Ample moisture and instability will be coupled with marginal but adequate share parameters. BL airmass will rapidly recover following clearing over the next few hours as MCS CI shield lifts to the east, and evaporation of recent rainfall allows SFC dewpoints to reach 70 degrees F. Additionally, OAX sounding indicates 150mb deep moist layer therefore both surface-based and mean-layer parcels should be extremely unstable. Despite modest mid-level lapse rates in the 7 C/km range, MLCAPE’s should exceed 4000 J/kg as renewed convection takes place. Regarding shear, 35kt WNWRLY H5 flow over 10 kt SERLY SFC winds should result in (SFC-6km) deep-layer shear to 40 kts. MWP suggests only modest hodograph curvatures, however the aforementioned OFB will result in increased SRH values in the target area, with (SFC-3km) SRH to 200m^2/s^2. A significant negative today will be the linear mode of forcing.

- bill
 
I am liking the SD setup - yeah, I know, I'm prefering the local chase - so sue me. The line is defintiely defined. Things should pop on a Huron to Mitchell line around 3-4 pm. There's ample instability, anvil level winds are 40-50 knots, dewpoints in the high 60's and low 70s according to the GFS (RUC agreeing). Hope things don't explode too quick as they come off. Even so, if it breaks into an MCS, it should make for some beautiful pictures. For some reason the COD GFS images are messed up - don't know what's going on with that. Should be a fun day - good luck for the majority taking the south option - to all the others, I'll see you some where on Highway 14 probably.
 
MODS: Please change title to include Oklahoma

Definately looks like a June 17th 2005 day. Monster MCS to develop in Kansas and truck SSE through the day. Just talked with close friend of mine at NSSL and he says MOD risk likely to be drawn southward into Oklahoma say Hennessy-Stillwater-Tulsa line. Decaying MCS's in NE and OK are resulting in abundunt insolation to raise CAPES to around 3000J/Kg. Unlike 2nd half of spring, shear is progged at 30-45kts SSE and surface winds are SSEly at around 15kts. Dews in mid 60s are hauling north at this time. All ingrediants are there for high end severe thread with damaging winds in the area of 80-100mph. Being a NW flow event, the threat for tornadoes is not particularly high but as always early in MCS infant.

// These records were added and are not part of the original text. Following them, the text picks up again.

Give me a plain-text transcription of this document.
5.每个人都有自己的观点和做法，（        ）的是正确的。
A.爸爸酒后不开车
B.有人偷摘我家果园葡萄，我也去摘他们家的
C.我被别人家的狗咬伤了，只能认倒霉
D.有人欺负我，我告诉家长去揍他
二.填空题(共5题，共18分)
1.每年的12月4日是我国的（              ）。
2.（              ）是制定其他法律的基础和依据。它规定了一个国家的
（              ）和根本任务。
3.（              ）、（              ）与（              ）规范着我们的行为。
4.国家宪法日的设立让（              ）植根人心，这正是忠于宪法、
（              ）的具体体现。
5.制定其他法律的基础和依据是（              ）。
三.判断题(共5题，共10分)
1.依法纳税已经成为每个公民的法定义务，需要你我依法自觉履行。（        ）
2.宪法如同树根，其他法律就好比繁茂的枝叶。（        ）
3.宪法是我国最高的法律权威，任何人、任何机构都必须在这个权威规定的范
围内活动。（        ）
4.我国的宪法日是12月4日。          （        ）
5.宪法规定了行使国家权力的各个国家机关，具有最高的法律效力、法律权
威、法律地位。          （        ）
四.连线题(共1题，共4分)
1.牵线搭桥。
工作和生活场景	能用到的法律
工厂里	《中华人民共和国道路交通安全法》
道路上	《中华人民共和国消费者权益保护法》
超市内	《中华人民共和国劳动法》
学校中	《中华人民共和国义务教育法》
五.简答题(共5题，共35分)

Will be chasing with NEWS9 Stormtracker
Target: Woodward/Alva
 
Anyone know if there will be or has been an OUN 1800 UTC raob? It's not showing up at the COD site.

Nonethless, both DDC and LMN 18 UTC soundings show quite a stout cap. It is probably unlikely to break this during daylight hours, but I'm still watching anyway. Prepare for a raging MCS overnight in OK.